Times have changed and it must be difficult for businesses to keep up with the latest trends to remain profitable.  When I worked at Boeing, there was a famous quote that was passed around that stressed the importance of remaining up to date and relevant.  The quote came from Albert Einstein who said, “We can’t solve problems by using the same kind of thinking we used when we created them.”   

The NVC and NVC Foundation are experiencing similar problems that today’s businesses are faced with.  We are fortunate to have existed for some 70 years but we are starting to feel the effects of so many of the Nisei no longer being with us.  The Nisei developed a kinship by persevering through some of the most adverse conditions that one could impose upon a generation.  Those who survived found comfort in bonding with those who suffered similar pains.  That was the basis for the formation of the NVC, and to this day, you can still see that bond at every Nisei Lunch and Speaker Series.

That bond does not exist between most Sansei and Yonsei.  Most of us never dealt with adversity and never knew what it was like to have doors closed to us.  We were able to pursue the careers we wanted and to live wherever we chose.  If the NVC and NVC Foundation intend to be around for future generations, new goals and missions must be explored to make our organizations more relevant to today’s Japanese Americans.  Unfortunately, there will always be reluctance on the part of some to ever want to change.  It is human nature that we find comfort in doing things the way they have been done in the past.
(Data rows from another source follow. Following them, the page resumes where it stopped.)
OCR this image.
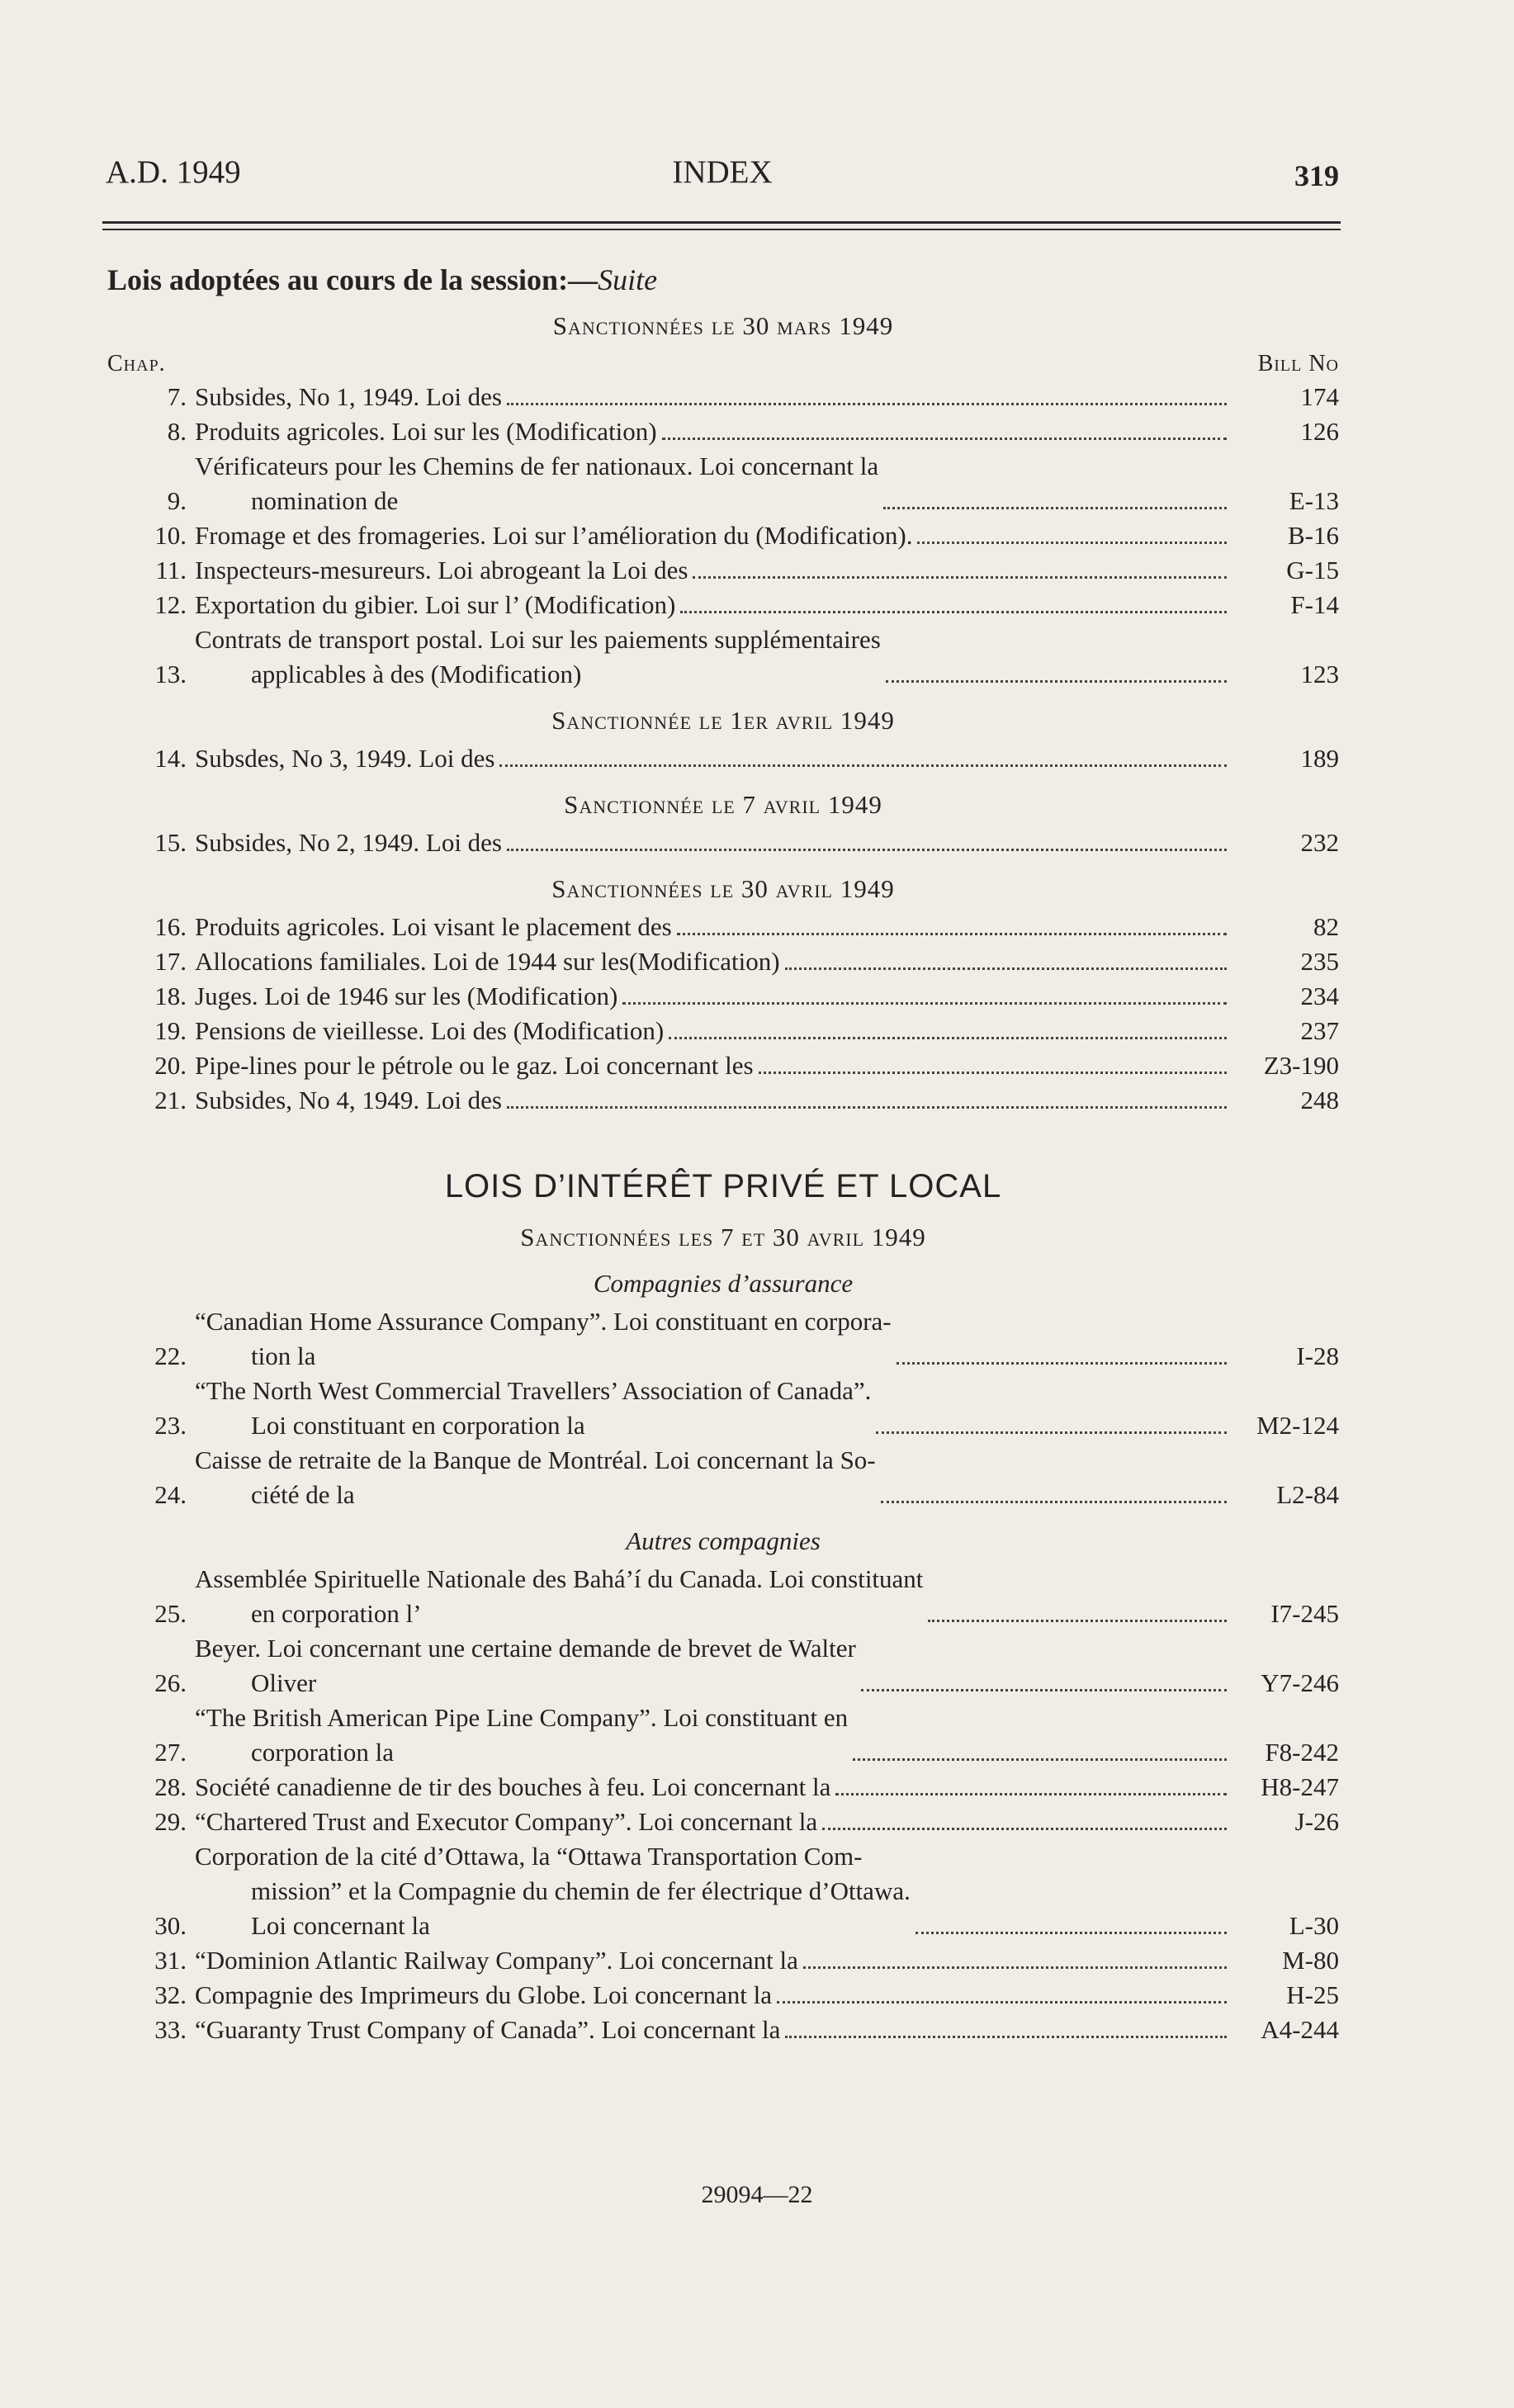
A.D. 1949	INDEX	319
Lois adoptées au cours de la session:—Suite
Sanctionnées le 30 mars 1949
Chap.	Bill No
7. Subsides, No 1, 1949. Loi des	174
8. Produits agricoles. Loi sur les (Modification)	126
9.
Vérificateurs pour les Chemins de fer nationaux. Loi concernant la
nomination de	E-13
10. Fromage et des fromageries. Loi sur l’amélioration du (Modification).	B-16
11. Inspecteurs-mesureurs. Loi abrogeant la Loi des	G-15
12. Exportation du gibier. Loi sur l’ (Modification)	F-14
13.
Contrats de transport postal. Loi sur les paiements supplémentaires
applicables à des (Modification)	123
Sanctionnée le 1er avril 1949
14. Subsdes, No 3, 1949. Loi des	189
Sanctionnée le 7 avril 1949
15. Subsides, No 2, 1949. Loi des	232
Sanctionnées le 30 avril 1949
16. Produits agricoles. Loi visant le placement des	82
17. Allocations familiales. Loi de 1944 sur les(Modification)	235
18. Juges. Loi de 1946 sur les (Modification)	234
19. Pensions de vieillesse. Loi des (Modification)	237
20. Pipe-lines pour le pétrole ou le gaz. Loi concernant les	Z3-190
21. Subsides, No 4, 1949. Loi des	248
LOIS D’INTÉRÊT PRIVÉ ET LOCAL
Sanctionnées les 7 et 30 avril 1949
Compagnies d’assurance
22.
“Canadian Home Assurance Company”. Loi constituant en corpora-
tion la	I-28
23.
“The North West Commercial Travellers’ Association of Canada”.
Loi constituant en corporation la	M2-124
24.
Caisse de retraite de la Banque de Montréal. Loi concernant la So-
ciété de la	L2-84
Autres compagnies
25.
Assemblée Spirituelle Nationale des Bahá’í du Canada. Loi constituant
en corporation l’	I7-245
26.
Beyer. Loi concernant une certaine demande de brevet de Walter
Oliver	Y7-246
27.
“The British American Pipe Line Company”. Loi constituant en
corporation la	F8-242
28. Société canadienne de tir des bouches à feu. Loi concernant la	H8-247
29. “Chartered Trust and Executor Company”. Loi concernant la	J-26
30.
Corporation de la cité d’Ottawa, la “Ottawa Transportation Com-
mission” et la Compagnie du chemin de fer électrique d’Ottawa.
Loi concernant la	L-30
31. “Dominion Atlantic Railway Company”. Loi concernant la	M-80
32. Compagnie des Imprimeurs du Globe. Loi concernant la	H-25
33. “Guaranty Trust Company of Canada”. Loi concernant la	A4-244
29094—22
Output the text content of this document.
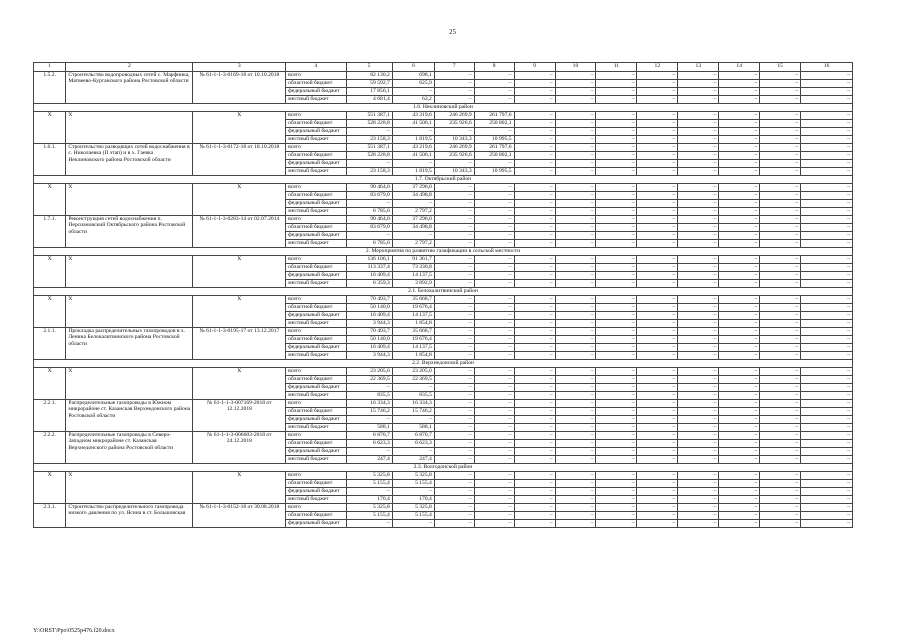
25
1	2	3	4	5	6	7	8	9	10	11	12	13	14	15	16
1.5.2.	Строительство водопроводных сетей с. Марфинка, Матвеево-Курганского района Ростовской области	№ 61-1-1-3-0169-18 от 10.10.2018	всего	82 130,2	698,1	–	–	–	–	–	–	–	–	–	–
			областной бюджет	59 592,7	625,9	–	–	–	–	–	–	–	–	–	–
			федеральный бюджет	17 856,1	–	–	–	–	–	–	–	–	–	–	–
			местный бюджет	4 681,4	62,2	–	–	–	–	–	–	–	–	–	–
1.6. Неклиновский район															
Х	Х	Х	всего	551 387,1	43 319,6	246 269,9	261 797,6	–	–	–	–	–	–	–	–
			областной бюджет	528 228,8	41 500,1	235 926,6	250 802,1	–	–	–	–	–	–	–	–
			федеральный бюджет	–	–	–	–	–	–	–	–	–	–	–	–
			местный бюджет	23 158,3	1 819,5	10 343,3	10 995,5	–	–	–	–	–	–	–	–
1.6.1.	Строительство разводящих сетей водоснабжения в с. Николаевка (II этап) и в х. Гаевка Неклиновского района Ростовской области	№ 61-1-1-3-0172-18 от 18.10.2018	всего	551 387,1	43 219,6	246 269,9	261 797,6	–	–	–	–	–	–	–	–
			областной бюджет	528 228,8	41 500,1	235 926,6	250 802,1	–	–	–	–	–	–	–	–
			федеральный бюджет	–	–	–	–	–	–	–	–	–	–	–	–
			местный бюджет	23 158,3	1 819,5	10 343,3	10 995,5	–	–	–	–	–	–	–	–
1.7. Октябрьский район															
Х	Х	Х	всего	90 464,0	37 296,0	–	–	–	–	–	–	–	–	–	–
			областной бюджет	83 679,0	34 498,8	–	–	–	–	–	–	–	–	–	–
			федеральный бюджет	–	–	–	–	–	–	–	–	–	–	–	–
			местный бюджет	6 785,0	2 797,2	–	–	–	–	–	–	–	–	–	–
1.7.1.	Реконструкция сетей водоснабжения п. Персиановский Октябрьского района Ростовской области	№ 61-1-1-3-0283-14 от 02.07.2014	всего	90 464,0	37 296,0	–	–	–	–	–	–	–	–	–	–
			областной бюджет	83 679,0	34 498,8	–	–	–	–	–	–	–	–	–	–
			федеральный бюджет	–	–	–	–	–	–	–	–	–	–	–	–
			местный бюджет	6 785,0	2 797,2	–	–	–	–	–	–	–	–	–	–
2. Мероприятия по развитию газификации в сельской местности															
Х	Х	Х	всего	136 106,1	91 361,7	–	–	–	–	–	–	–	–	–	–
			областной бюджет	113 337,4	73 330,8	–	–	–	–	–	–	–	–	–	–
			федеральный бюджет	16 409,4	14 137,5	–	–	–	–	–	–	–	–	–	–
			местный бюджет	6 359,3	3 892,9	–	–	–	–	–	–	–	–	–	–
2.1. Белокалитвинский район															
Х	Х	Х	всего	70 493,7	35 668,7	–	–	–	–	–	–	–	–	–	–
			областной бюджет	50 140,0	19 676,4	–	–	–	–	–	–	–	–	–	–
			федеральный бюджет	16 409,4	14 137,5	–	–	–	–	–	–	–	–	–	–
			местный бюджет	3 944,3	1 854,8	–	–	–	–	–	–	–	–	–	–
2.1.1.	Прокладка распределительных газопроводов в х. Ленина Белокалитвинского района Ростовской области	№ 61-1-1-3-0195-17 от 13.12.2017	всего	70 493,7	35 668,7	–	–	–	–	–	–	–	–	–	–
			областной бюджет	50 140,0	19 676,4	–	–	–	–	–	–	–	–	–	–
			федеральный бюджет	16 409,4	14 137,5	–	–	–	–	–	–	–	–	–	–
			местный бюджет	3 944,3	1 854,8	–	–	–	–	–	–	–	–	–	–
2.2. Верхнедонской район															
Х	Х	Х	всего	23 205,0	23 205,0	–	–	–	–	–	–	–	–	–	–
			областной бюджет	22 369,5	22 369,5	–	–	–	–	–	–	–	–	–	–
			федеральный бюджет	–	–	–	–	–	–	–	–	–	–	–	–
			местный бюджет	835,5	835,5	–	–	–	–	–	–	–	–	–	–
2.2.1.	Распределительные газопроводы в Южном микрорайоне ст. Казанская Верхнедонского района Ростовской области	№ 61-1-1-3-007169-2018 от 12.12.2018	всего	16 334,3	16 334,3	–	–	–	–	–	–	–	–	–	–
			областной бюджет	15 746,2	15 746,2	–	–	–	–	–	–	–	–	–	–
			федеральный бюджет	–	–	–	–	–	–	–	–	–	–	–	–
			местный бюджет	588,1	588,1	–	–	–	–	–	–	–	–	–	–
2.2.2.	Распределительные газопроводы в Северо-Западном микрорайоне ст. Казанская Верхнедонского района Ростовской области	№ 61-1-1-3-006603-2018 от 24.12.2018	всего	6 870,7	6 870,7	–	–	–	–	–	–	–	–	–	–
			областной бюджет	6 623,3	6 623,3	–	–	–	–	–	–	–	–	–	–
			федеральный бюджет	–	–	–	–	–	–	–	–	–	–	–	–
			местный бюджет	247,4	247,4	–	–	–	–	–	–	–	–	–	–
2.3. Волгодонской район															
Х	Х	Х	всего	5 325,8	5 325,8	–	–	–	–	–	–	–	–	–	–
			областной бюджет	5 155,4	5 155,4	–	–	–	–	–	–	–	–	–	–
			федеральный бюджет	–	–	–	–	–	–	–	–	–	–	–	–
			местный бюджет	170,4	170,4	–	–	–	–	–	–	–	–	–	–
2.3.1.	Строительство распределительного газопровода низкого давления по ул. Ясина в ст. Большовская	№ 61-1-1-3-0152-18 от 30.08.2018	всего	5 325,8	5 325,8	–	–	–	–	–	–	–	–	–	–
			областной бюджет	5 155,4	5 155,4	–	–	–	–	–	–	–	–	–	–
			федеральный бюджет	–	–	–	–	–	–	–	–	–	–	–	–
Y:\ORST\Ppo\0525p476.f20.docx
My term as president of the NVC Foundation will be up in just a few days.  In the two years I have served as president, I know I have ruffled a few feathers for suggesting that changes needed to be made.  My suggestions were never intended to be personal and were only made to help us survive in a changing world.  But being on the receiving end of negative feedback can sometimes weigh you down and question why you even bothered to get involved.  Fortunately, I did have some loyal supporters and there were always subtle reminders why we do what we do.

One of the services that the NVC Foundation provides is a school tour of our hall museum and an opportunity for students to talk to survivors of the incarceration camps.  Debbie Kashino always requests that visiting students submit feedback on cards that we can hang on our Ema board.  On a recent tour by students from Christ the King School, one girl wrote, “Something I wish for is world peace and never another war, and for no more prison camps that hurt people because they’re just like us.”  Leave it to a fourth grade student to remind me what the NVC Foundation is about -- and why I choose to be involved.